OneNote has been available as a Windows 8 touch app for some time, but there's a new preview version in the works. We can't say we're impressed.

First, it adopts a different layout to the main OneNote Windows application, with individual pages listed down the left, rather than the right, of the screen, and with previews of the page contents included. This means only four or five page titles can be displayed on screen at a single time, resulting in a lot of vertical scrolling.

OneNote for Windows 10

It also had a nasty bug in our tests, where notebooks that had been previously renamed were still displayed using their old names. These new names show in every other version of OneNote we've tested, suggesting it's a gremlin that Microsoft needs to sort – and sharpish, if it wants to avoid any ugly synchronisation errors.

How will the apps look on phones and compact tablets?

Windows 10 isn't only for PCs, laptops and tablets. The same codebase will also be used on Windows 10 phones and compact tablets, as will these universal Office apps. However, their appearance is very different on these small-screen devices.

The Ribbon menu used in the tablet apps simply doesn't work on small screens that are predominantly used in portrait mode. Instead, Microsoft has built the Ribbon menu into the app bar at the bottom of the screen. This overlays the menu options (Bold, Underline, Bullets, Numbering and so on) over the top of the document; you select the feature you want to use, hide the Ribbon menu, then apply it to the document laying beneath. Users can scroll through the different Ribbon tabs on a dropdown menu.

Crucially, Microsoft also re-formats documents so that they fit on the mobile screen. This means images may be positioned, or wrap around text, in a different way than they would on a PC or laptop screen. You almost certainly won't want to be doing any heavy editing on phones or compact tablets, therefore, as the layout of your document could be altered in unexpected ways.

Verdict

Overall, we're largely underwhelmed by the Office apps on Windows. At best, they're as good as the equivalents for iOS and Android.

In some cases, such as with PowerPoint and OneNote, there's a lot of work to be done. While we're mindful that these are works in progress, we can't help thinking that Windows users are being offered almost nothing that hasn't already been released on rival platforms – and many months ago in the case of iOS.

If even Microsoft can't provide compelling reasons to choose Windows over iOS or Android, what hope have third-party developers got?

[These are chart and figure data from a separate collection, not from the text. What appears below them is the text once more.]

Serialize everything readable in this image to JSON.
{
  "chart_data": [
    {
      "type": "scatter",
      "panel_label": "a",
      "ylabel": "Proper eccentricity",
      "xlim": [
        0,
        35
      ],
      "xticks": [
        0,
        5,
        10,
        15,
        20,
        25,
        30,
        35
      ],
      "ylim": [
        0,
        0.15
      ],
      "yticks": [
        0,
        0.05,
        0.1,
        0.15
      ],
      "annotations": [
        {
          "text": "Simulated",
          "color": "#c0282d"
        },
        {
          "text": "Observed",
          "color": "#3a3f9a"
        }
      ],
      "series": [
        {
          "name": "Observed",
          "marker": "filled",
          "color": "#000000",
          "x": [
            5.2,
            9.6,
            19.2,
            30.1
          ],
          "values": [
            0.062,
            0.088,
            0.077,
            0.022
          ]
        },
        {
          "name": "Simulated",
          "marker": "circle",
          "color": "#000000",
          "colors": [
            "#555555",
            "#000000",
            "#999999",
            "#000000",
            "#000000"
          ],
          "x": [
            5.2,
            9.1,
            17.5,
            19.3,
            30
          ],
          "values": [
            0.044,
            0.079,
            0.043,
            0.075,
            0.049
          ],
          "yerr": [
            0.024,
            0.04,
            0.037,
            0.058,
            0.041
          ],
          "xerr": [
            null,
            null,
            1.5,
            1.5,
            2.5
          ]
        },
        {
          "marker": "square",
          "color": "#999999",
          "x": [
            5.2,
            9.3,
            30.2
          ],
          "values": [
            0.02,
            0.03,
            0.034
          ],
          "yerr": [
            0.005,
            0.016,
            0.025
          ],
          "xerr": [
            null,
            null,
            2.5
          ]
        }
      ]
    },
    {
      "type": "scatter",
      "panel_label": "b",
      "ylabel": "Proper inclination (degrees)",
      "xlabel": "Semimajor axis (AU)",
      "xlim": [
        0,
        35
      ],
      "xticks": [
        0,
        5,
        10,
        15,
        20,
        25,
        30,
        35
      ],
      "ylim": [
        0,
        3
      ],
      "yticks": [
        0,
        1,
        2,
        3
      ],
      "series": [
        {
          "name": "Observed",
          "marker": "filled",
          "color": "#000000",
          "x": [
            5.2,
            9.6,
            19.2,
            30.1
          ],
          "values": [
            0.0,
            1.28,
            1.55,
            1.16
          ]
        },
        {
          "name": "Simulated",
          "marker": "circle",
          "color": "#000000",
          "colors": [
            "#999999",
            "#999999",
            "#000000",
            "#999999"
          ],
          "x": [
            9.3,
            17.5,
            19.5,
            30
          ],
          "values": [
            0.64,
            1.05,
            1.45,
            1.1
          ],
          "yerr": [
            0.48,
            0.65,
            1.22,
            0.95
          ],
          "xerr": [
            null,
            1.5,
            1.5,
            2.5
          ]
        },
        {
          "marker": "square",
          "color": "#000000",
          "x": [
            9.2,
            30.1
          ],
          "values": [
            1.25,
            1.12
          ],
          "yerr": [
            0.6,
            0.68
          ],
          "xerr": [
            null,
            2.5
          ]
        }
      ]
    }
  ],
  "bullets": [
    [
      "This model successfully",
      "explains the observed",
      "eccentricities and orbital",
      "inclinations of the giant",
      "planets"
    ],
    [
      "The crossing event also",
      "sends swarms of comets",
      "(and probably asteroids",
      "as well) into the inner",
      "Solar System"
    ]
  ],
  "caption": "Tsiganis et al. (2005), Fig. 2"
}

That said, the Office apps for Windows could prove valuable for Windows tablet users in one crucial regard: they take up a fraction of the storage space of the full desktop applications. The Word preview takes up on 25.8MB of disk space on our test tablet, for example, while Office 2013 requires 3GB of disk space on our laptop. For those running tablets with only 16GB or 32GB of storage, that alone could make the world of difference.